[FR] Les cryptomonnaies contre l'autorité - Partie 2/3 : Le règne des monnaies fiat

in #cryptocurrency7 years ago (edited)

euro

Depuis la fin de l'étalon-or en 1971, toutes les monnaies gouvernementales du monde (le dollar, l'euro, le yen, le yuan, etc.) sont des monnaies fiat. Une monnaie fiat (du latin « qu’il soit fait ») est une monnaie dont la valeur repose essentiellement sur la confiance accordée à l'État au sein duquel elle est utilisée et qui impose son cours forcé. Ce type de monnaie s'oppose aux monnaies liées à une marchandise (métaux précieux entre autres) : les pièces utilisées pendant des siècles avaient une valeur intrinsèque, même si le gouvernement intervenait dans leur fabrication pour en garantir la composition (par exemple, le napoléon était une pièce de vingt francs se composant de 6,45 g d'or à 900 ‰). Elle s'oppose également à la monnaie représentative comme les billets de banque qui permettaient d'obtenir une certaine quantité d'or et d'argent sur simple présentation, le cours forcé étant un régime monétaire dans lequel les banques sont dispensées d'échanger le papier-monnaie contre du métal précieux. Cette non-convertibilité, qui était autrefois exceptionnelle, est devenue la norme.

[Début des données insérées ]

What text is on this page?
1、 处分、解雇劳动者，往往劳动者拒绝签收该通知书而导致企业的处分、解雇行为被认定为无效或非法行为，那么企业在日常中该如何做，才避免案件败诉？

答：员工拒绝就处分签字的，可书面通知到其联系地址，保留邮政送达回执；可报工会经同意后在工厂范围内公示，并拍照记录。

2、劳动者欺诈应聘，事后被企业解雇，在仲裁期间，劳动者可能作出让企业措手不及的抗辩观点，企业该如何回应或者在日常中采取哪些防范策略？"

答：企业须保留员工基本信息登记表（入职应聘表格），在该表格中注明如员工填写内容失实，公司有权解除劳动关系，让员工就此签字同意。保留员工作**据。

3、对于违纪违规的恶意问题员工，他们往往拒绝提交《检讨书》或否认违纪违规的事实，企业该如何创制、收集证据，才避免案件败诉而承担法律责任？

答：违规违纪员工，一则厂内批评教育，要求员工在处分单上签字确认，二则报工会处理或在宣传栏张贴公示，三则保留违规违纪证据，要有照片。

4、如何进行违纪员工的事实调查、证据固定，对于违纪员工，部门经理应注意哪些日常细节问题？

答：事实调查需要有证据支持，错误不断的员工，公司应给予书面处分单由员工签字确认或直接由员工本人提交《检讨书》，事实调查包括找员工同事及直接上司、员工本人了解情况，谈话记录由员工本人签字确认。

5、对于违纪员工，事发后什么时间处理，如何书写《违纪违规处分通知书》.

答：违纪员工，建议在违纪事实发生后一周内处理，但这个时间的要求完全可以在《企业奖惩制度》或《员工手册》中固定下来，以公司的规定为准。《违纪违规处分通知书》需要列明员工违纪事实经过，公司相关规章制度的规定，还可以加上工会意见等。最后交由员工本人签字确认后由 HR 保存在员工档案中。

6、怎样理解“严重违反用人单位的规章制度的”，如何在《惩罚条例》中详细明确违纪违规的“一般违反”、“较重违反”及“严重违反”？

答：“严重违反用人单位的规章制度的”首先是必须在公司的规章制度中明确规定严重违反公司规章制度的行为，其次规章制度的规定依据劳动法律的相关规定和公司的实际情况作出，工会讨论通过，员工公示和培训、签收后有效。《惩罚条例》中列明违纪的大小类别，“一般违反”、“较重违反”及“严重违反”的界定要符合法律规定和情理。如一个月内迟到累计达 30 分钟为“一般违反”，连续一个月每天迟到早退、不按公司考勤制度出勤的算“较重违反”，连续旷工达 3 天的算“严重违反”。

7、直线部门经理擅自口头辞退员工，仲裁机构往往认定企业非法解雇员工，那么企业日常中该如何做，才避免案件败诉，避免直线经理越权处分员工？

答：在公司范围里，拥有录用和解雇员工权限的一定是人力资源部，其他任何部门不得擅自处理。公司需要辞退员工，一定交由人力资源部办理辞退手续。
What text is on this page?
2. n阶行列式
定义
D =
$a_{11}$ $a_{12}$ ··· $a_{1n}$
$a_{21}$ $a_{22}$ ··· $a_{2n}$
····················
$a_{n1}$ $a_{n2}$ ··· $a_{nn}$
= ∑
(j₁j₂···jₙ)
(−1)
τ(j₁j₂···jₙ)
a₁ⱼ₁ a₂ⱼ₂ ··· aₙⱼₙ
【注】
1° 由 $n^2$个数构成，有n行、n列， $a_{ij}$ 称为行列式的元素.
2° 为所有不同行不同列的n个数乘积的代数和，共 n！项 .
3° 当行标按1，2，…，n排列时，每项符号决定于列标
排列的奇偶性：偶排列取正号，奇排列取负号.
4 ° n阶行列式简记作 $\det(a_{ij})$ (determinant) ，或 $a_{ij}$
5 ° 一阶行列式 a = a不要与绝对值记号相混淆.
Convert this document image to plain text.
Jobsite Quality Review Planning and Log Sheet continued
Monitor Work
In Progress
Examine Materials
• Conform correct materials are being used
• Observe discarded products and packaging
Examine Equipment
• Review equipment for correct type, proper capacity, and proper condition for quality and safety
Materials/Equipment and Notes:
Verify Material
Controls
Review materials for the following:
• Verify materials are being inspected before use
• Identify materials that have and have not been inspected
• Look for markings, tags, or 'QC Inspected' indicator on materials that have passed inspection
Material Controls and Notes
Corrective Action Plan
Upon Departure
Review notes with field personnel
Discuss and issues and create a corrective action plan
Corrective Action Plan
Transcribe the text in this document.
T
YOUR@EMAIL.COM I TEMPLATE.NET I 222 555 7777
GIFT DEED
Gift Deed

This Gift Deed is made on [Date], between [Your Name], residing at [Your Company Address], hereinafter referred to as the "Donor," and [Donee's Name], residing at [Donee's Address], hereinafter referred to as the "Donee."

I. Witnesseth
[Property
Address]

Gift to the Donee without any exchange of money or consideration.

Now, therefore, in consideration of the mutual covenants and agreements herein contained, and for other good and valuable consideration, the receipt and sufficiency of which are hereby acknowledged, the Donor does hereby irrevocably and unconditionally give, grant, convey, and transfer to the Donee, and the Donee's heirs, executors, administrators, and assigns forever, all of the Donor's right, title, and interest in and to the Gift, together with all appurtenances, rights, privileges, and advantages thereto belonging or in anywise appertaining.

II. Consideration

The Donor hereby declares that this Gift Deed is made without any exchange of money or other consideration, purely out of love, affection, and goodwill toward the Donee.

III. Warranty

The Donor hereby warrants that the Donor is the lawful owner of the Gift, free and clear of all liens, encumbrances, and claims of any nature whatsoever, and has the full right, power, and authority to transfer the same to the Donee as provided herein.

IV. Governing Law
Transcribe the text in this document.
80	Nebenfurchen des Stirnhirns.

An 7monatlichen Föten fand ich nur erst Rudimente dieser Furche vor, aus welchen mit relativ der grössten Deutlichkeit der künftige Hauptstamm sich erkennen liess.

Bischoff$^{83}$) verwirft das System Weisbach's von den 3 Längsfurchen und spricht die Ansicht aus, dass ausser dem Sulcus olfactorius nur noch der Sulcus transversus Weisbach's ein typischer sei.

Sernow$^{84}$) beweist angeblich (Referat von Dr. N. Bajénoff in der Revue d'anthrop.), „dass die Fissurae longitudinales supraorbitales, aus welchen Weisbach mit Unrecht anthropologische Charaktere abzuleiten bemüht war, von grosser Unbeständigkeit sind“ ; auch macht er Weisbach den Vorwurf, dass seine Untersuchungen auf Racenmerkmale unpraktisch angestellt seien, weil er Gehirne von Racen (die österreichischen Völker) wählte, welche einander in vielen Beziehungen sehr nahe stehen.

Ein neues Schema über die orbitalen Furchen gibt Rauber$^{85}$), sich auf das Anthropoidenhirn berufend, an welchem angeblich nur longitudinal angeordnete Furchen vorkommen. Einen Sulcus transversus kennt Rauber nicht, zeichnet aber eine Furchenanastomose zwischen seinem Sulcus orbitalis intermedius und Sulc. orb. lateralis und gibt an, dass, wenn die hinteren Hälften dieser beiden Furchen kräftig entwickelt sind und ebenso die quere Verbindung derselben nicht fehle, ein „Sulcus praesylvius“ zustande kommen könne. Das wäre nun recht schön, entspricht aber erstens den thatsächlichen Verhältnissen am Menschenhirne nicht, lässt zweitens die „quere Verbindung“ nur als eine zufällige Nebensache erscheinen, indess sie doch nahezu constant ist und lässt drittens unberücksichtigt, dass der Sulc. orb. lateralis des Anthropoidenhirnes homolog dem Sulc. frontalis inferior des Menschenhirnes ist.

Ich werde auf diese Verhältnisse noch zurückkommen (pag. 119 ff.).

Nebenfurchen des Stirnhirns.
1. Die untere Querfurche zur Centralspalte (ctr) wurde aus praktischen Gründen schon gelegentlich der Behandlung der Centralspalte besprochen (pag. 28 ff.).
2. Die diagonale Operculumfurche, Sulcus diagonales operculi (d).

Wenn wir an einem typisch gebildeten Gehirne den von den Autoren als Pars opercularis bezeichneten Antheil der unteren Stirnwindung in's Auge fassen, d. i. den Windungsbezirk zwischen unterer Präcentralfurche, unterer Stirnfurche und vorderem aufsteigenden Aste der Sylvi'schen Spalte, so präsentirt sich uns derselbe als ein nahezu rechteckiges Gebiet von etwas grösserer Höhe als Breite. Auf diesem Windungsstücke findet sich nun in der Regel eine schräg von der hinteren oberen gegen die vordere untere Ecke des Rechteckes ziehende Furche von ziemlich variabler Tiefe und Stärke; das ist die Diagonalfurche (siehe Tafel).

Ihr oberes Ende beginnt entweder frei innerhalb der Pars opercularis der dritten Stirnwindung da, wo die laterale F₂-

La monnaie fiat est imposée aux citoyens par la contrainte de la loi. En France, la monnaie liquide (appelée monnaie fiduciaire) a cours légal : il est interdit pour un commerçant de « refuser des pièces de monnaie ou des billets de banque [...] selon la valeur pour laquelle ils ont cours » (Code pénal, article R642-3). Le citoyen doit payer ses impôts et ses amendes en euros. L'État impose un monopole sur la monnaie en espèces en interdisant à quiconque de vouloir concurrencer l'euro :

La mise en circulation de tout signe monétaire non autorisé ayant pour objet de remplacer les pièces de monnaie ou les billets ayant cours légal en France est punie de cinq ans d'emprisonnement et de 75 000 euros d'amende. (Code pénal, article 442-4)

Notons que les monnaies locales complémentaires n'ont pas vocation à concurrencer l'euro, et sont bien souvent indexées sur lui.

Mais la monnaie fiat ne se résume pas à sa forme liquide ; elle est aussi scripturale c'est-à-dire qu'elle peut se rapporter simplement à l'écriture d'une dette dans un registre bancaire. Aujourd'hui, avec le développement informatique, environ 90 % de la masse monétaire en circulation est dématérialisée. On reproche souvent aux cryptomonnaies leur caractère numérique et « virtuel », mais en réalité nous utilisons déjà de la monnaie numérique, et cela au moyen de chèques, de cartes de paiement, de virements bancaires et de prélèvements mensuels.

Dans les pays développés, la création de la monnaie scripturale est déléguée aux banques commerciales (comme le Crédit Agricole ou la Caisse d'Épargne en France) et réglementée par les banques centrales (BCE, Fed, Banque d’Angleterre, BoJ). La monnaie est simplement créée par les banques en échange d'une promesse de remboursement d'un particulier ou d'une entreprise. Il y a ainsi création monétaire lors de l'octroi d'un crédit, et destruction monétaire lors du remboursement de ce crédit : certains parlent d'« argent dette ». La monnaie est bien créée : la banque n'a pas besoin de détenir la somme demandée en espèces pour pouvoir la prêter. Pour plus d'informations, vous pouvez aller visionner cette très bonne vidéo de vulgarisation d'Heu?reka sur le sujet.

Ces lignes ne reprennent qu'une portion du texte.